Beriman, mempercayakan diri, adalah memiliki keyakinan meskipun nampak-Nya Allah “diam”. Percaya itu kepada pribadi seseorang (atau Seseorang) dan bukan pada tindakan seseorang (Seseorang). Itulah yang mendorong Yesus bertanya kepada para murid: “Mengapa kamu tidak percaya?” (Mrk 4: 40). Para murid bersama-sama dengan Yesus dalam perahu, tetapi mereka takut dan bahkan bertanya: “Guru, Engkau tidak perduli kalau kita binasa?” Berapa sering kita berperlilaku seperti itu dan bertanya kepada Allah dengan pertanyaan yang sama: “Ya Allah, Engkau tidak peduli kami binasa?” Mungkin saat ini pun kita bertanya, “Tuhan, tidakkah Engkau peduli? Kapan pandemi ini berakhir?”

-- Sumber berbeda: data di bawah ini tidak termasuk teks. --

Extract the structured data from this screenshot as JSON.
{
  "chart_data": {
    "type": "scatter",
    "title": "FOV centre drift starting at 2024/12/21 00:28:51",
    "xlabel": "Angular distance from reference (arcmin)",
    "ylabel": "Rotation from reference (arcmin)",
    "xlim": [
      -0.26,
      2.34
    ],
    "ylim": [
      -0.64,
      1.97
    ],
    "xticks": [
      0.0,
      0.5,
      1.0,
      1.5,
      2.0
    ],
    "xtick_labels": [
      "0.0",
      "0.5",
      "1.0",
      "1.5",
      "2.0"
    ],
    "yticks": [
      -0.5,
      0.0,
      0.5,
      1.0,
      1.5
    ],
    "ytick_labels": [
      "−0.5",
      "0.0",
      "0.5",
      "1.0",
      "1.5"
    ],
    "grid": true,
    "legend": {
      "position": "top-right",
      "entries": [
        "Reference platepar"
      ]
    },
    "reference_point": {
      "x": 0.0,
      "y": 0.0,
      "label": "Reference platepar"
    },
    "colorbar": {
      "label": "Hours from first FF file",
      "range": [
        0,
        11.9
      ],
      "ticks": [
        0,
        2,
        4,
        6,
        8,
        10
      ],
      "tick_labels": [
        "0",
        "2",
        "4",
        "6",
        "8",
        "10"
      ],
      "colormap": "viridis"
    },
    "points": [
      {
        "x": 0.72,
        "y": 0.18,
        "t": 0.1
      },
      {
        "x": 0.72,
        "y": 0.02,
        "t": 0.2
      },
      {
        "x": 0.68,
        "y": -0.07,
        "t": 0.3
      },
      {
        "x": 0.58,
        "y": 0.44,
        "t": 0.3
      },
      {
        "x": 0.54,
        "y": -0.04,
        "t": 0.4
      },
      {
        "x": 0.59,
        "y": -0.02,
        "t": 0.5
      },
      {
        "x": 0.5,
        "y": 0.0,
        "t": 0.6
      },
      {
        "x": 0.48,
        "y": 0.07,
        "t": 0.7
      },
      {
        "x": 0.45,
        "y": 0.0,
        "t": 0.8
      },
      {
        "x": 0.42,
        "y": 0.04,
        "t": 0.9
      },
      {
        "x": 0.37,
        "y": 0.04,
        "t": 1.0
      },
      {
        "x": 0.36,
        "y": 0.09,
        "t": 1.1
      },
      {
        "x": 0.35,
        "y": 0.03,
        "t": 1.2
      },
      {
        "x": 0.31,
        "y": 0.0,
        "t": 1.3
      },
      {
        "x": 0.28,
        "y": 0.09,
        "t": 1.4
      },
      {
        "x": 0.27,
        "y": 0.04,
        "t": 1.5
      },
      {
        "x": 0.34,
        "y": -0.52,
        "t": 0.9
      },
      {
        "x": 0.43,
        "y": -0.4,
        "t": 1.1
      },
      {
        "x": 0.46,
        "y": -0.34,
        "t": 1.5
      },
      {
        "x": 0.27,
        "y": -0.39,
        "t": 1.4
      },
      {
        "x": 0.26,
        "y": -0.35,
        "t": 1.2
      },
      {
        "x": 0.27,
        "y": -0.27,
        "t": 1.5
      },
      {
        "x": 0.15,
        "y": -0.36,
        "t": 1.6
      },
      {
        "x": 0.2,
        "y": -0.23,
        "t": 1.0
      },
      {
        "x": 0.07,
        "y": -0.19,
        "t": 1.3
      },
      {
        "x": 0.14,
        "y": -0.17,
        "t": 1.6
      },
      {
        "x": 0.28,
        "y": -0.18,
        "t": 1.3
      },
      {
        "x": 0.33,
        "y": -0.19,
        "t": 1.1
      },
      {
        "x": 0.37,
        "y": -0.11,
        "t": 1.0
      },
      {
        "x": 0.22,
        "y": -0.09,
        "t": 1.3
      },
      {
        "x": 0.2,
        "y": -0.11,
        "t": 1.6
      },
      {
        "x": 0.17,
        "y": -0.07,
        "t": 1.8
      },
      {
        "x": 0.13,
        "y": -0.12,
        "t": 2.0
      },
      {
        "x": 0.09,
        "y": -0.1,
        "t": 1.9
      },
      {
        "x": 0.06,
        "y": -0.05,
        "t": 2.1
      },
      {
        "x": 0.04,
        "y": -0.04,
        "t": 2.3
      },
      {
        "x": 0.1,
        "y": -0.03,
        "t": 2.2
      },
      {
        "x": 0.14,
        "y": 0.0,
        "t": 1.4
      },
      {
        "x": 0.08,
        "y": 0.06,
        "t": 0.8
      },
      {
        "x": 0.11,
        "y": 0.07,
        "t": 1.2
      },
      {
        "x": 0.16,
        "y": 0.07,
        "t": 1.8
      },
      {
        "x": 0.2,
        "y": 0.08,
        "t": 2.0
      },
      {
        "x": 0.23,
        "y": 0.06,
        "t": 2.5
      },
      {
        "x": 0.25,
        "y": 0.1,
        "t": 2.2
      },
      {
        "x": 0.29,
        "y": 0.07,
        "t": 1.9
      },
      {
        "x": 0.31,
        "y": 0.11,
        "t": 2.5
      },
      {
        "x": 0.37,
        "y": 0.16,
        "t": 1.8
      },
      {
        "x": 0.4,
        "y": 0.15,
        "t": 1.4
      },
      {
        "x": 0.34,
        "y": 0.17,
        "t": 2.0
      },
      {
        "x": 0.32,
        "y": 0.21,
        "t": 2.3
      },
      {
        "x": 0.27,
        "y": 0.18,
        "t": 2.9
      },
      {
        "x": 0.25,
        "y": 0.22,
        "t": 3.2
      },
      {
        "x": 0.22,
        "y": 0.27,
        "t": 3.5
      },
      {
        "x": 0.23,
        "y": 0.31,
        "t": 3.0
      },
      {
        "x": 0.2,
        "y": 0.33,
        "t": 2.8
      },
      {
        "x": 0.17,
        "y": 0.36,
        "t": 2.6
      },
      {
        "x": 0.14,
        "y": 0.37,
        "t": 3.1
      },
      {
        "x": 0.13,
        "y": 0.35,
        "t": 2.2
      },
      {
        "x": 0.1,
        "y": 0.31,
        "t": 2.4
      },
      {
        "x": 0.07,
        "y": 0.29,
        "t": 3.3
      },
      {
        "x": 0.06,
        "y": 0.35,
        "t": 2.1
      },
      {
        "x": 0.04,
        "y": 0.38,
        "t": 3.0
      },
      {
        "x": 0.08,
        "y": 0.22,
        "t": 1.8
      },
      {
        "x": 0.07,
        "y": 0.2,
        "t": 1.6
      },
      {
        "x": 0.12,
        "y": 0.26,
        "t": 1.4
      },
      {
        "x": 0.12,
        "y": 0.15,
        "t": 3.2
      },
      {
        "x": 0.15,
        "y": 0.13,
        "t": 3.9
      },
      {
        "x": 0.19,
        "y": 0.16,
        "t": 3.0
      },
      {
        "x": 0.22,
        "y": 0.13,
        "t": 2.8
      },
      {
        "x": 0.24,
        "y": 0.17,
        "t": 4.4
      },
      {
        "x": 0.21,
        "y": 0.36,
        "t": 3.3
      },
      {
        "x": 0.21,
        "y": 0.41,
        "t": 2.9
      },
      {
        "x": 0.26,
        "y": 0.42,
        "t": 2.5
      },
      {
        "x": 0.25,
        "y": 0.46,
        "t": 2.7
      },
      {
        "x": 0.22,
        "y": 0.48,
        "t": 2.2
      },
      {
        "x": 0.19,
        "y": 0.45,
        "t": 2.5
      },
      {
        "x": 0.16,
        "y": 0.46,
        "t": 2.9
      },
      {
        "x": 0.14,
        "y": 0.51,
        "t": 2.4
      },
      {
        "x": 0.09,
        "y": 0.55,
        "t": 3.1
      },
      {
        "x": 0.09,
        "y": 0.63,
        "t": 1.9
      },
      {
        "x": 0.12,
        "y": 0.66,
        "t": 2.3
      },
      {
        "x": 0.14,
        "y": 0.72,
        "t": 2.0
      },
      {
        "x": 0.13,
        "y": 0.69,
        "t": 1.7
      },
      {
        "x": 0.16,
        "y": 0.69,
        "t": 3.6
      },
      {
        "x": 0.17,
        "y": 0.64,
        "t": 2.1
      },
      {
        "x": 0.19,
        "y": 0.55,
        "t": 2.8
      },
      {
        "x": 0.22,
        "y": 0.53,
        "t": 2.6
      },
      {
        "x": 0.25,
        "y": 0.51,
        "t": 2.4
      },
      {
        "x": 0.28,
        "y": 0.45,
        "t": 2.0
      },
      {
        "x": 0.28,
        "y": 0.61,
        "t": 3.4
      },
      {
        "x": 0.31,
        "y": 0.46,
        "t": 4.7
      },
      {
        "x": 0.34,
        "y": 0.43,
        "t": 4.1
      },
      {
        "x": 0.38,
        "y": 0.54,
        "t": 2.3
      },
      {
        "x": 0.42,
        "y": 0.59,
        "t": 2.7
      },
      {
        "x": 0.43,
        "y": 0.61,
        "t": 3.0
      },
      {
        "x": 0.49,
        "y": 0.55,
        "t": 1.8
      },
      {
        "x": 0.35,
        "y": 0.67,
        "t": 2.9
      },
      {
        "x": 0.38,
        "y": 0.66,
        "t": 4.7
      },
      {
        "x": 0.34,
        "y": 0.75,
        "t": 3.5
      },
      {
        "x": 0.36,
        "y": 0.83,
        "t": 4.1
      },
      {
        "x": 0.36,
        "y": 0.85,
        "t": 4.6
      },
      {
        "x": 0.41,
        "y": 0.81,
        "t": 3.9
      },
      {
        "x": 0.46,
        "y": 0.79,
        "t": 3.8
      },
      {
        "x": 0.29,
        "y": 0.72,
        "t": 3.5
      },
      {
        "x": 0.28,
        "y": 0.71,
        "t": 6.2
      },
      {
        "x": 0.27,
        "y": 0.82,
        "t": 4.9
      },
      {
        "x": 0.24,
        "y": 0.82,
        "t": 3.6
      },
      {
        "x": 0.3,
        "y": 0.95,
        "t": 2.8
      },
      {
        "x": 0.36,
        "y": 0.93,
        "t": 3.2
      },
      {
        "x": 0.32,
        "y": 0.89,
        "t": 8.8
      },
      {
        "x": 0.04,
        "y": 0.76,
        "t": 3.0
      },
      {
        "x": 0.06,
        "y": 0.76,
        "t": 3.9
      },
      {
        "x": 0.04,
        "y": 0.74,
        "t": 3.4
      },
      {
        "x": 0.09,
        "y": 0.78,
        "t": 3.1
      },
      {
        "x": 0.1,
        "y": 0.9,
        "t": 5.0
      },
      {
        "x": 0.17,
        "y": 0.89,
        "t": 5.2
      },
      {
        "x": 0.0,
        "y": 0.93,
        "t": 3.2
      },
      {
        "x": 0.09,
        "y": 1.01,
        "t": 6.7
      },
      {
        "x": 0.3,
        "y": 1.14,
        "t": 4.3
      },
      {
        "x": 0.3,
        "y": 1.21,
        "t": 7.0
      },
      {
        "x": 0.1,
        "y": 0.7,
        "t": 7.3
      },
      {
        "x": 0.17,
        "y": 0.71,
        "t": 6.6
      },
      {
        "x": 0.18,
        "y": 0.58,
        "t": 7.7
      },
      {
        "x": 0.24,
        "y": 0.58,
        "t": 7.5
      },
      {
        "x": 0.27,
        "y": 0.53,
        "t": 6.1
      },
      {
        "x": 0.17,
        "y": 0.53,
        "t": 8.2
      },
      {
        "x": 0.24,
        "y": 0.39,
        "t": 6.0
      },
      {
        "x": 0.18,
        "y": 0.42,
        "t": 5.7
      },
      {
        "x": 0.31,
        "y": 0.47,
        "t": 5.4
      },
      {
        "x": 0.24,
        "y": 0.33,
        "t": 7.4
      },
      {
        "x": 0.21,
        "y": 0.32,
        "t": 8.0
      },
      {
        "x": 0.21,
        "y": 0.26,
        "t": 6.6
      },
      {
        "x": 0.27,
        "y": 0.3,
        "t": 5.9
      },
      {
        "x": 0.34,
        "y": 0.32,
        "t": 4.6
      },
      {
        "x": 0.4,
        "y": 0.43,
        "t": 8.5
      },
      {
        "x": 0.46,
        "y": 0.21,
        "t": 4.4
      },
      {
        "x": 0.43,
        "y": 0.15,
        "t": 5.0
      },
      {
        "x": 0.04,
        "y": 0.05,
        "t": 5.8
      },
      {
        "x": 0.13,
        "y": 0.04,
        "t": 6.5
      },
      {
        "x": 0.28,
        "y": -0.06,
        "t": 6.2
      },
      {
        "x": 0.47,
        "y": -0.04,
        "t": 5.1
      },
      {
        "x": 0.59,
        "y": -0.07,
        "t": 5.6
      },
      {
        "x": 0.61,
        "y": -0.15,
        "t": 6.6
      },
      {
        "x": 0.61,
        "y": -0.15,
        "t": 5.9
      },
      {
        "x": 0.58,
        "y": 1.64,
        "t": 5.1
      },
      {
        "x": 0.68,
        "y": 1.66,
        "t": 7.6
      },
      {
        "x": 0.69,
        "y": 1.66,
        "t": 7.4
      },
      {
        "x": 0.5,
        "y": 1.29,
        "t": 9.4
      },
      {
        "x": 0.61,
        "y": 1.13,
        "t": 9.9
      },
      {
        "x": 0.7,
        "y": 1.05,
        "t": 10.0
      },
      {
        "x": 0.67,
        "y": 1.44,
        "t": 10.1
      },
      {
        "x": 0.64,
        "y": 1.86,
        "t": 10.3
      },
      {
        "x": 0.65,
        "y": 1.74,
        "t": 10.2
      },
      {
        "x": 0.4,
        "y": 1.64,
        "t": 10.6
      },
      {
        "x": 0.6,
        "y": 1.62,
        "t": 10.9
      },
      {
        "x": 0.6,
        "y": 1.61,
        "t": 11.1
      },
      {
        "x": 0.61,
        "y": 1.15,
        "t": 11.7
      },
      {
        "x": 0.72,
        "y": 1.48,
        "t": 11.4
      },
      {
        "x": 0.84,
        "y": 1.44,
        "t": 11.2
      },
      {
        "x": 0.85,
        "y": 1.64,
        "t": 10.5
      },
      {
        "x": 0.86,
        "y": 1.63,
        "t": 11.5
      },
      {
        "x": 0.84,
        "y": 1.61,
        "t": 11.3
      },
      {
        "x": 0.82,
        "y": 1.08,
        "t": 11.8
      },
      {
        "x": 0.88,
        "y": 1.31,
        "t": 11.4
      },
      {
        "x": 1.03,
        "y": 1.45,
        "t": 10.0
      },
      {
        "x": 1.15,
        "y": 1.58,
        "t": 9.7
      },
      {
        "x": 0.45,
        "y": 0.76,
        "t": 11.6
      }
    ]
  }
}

St. Teresa dari Avilla menulis: “Nada te turbe….. Solo Dios basta!” Janganlah ada sesuatupun mengganggumu…. Allah saja cukup!” Ketika Allah “diam”, itu bukan hanya ujian bagi iman kita kepada-Nya, tetapi Ia percaya kepada kita, bahwa kita sebenarnya mampu.
* * *
Seorang gadis kecil sedang menyeberang sebuah jembatan gantung. Ketika jembatan bergoyang ia mulai takut. Ayahnya yang berjalan bersamanya berkata: “Pegang tangan ayah!” Tetapi gadis itu menjawab: “Tidak Ayah, Ayahlah yang pegang tanganku.” “Apa bedanya kamu pegang tangan ayah, dan ayah pegang tanganmu?” tanya ayahnya. “Beda ayah. Kalau aku yang pegang tangan ayah, kalau aku takut atau terkejut, mungkin aku akan melepaskan pegangan tanganku. Tetapi kalau Ayah yang pegang tanganku, apa pun yang terjadi, aku yakin Ayah tidak akan melepaskan pegangan tanganmu.”
Itulah iman. Allah tetap akan memegang tangan kita, kendati kadang “kita melepaskan pegangan tangan kita.”
Bersama St. Paulus kita berani berkata: “Sebab aku yakin, bahwa baik maut, maupun hidup, baik malaikat-malaikat, maupun pemerintah-pemerintah, baik yang ada sekarang, maupun yang akan datang, atau kuasa-kuasa, baik yang di atas, maupun yang di bawah, ataupun sesuatu makhluk lain, tidak akan dapat memisahkan kita dari kasih Allah, yang ada dalam Kristus Yesus, Tuhan kita,” (Rom 8: 38 – 39).
Bacaan Misa hari ini: Ibr. 11:1-2,8-19; Mzm. MT Luk. 1:69-70,71-72,73-75; Mrk. 4:35-41.